La radioterapia tridimensionale Moderna è stata dimostrata riuscire più a curare il cancro polmonare che la più vecchia radioterapia bidimensionale per alcuni pazienti con il cancro polmonare della fase iniziale, secondo un nuovo studio nell'edizione del 1° settembre 2006 del Giornale Internazionale dell'Oncologia di Radiazione * Biologia * Fisica, della Gazzetta ufficiale della Società Americana per Radioterapia e dell'Oncologia (ASTRO).
il Non Piccolo cancro polmonare delle cellule (NSCLC) rappresenta 87 per cento di tutti i cancri polmonari diagnosticati.
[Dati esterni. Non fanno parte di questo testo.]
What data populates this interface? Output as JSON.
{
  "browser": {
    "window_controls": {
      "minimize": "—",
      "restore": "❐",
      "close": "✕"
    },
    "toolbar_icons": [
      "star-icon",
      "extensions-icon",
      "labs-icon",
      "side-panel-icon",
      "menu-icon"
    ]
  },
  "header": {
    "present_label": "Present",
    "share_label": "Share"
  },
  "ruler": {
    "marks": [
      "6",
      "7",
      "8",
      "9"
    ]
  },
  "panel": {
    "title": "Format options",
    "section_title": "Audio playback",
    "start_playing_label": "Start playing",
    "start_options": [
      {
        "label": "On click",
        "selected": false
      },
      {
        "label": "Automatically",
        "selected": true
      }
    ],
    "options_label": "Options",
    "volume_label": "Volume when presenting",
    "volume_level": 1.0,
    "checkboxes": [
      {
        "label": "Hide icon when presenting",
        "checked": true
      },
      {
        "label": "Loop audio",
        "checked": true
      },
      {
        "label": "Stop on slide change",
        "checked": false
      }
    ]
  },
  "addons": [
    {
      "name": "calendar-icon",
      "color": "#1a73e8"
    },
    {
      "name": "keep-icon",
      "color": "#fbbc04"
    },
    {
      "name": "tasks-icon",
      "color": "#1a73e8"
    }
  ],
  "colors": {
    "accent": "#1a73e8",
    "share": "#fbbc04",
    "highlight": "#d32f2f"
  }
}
Corrente, il migliore trattamento per la fase I NSCLC è ambulatorio o radioterapia stereotactic (SRT), seguita spesso dalla chemioterapia se la lesione fosse più grande di 3 cm o la radioterapia e la chemioterapia se il margine chirurgico o i vertici hilar o mediastinici fosse positivi ai tempi dell'operazione. I risultati quinquennali di sopravvivenza sono molto alti, con 50 - 67 per cento di questi pazienti che vivono almeno cinque anni dopo la diagnosi se i pazienti avessero una fase messa in scena pozzo I NSCLC. Quando l'ambulatorio non è un'opzione perché il paziente ha i problemi del cuore o altre complicazioni, le opzioni del trattamento comprendono i tipi varianti di radioterapia e di chemioterapie, da solo o in associazione.
In questo studio, medici al Cancro di M.D. Anderson Concentrano a Houston hanno voluto vedere se la radioterapia convenzionale funzionasse come pure la più nuova radioterapia conforme tridimensionale (anche chiamata 3D-CRT) a fare maturare i pazienti con il non piccolo cancro polmonare delle cellule della fase iniziale. 3D-CRT è stato creato per migliorare sopra i più vecchi tipi di radioterapie permettendo che medici mirino parecchi raggi di radiazione al tumore per modellare o “si conforma„ la radiazione al polmone. L'idea è quella che adatta ogni raggio permette che medici diano più radiazione al tumore mentre lo tiene a partire dai tessuti sani vicini.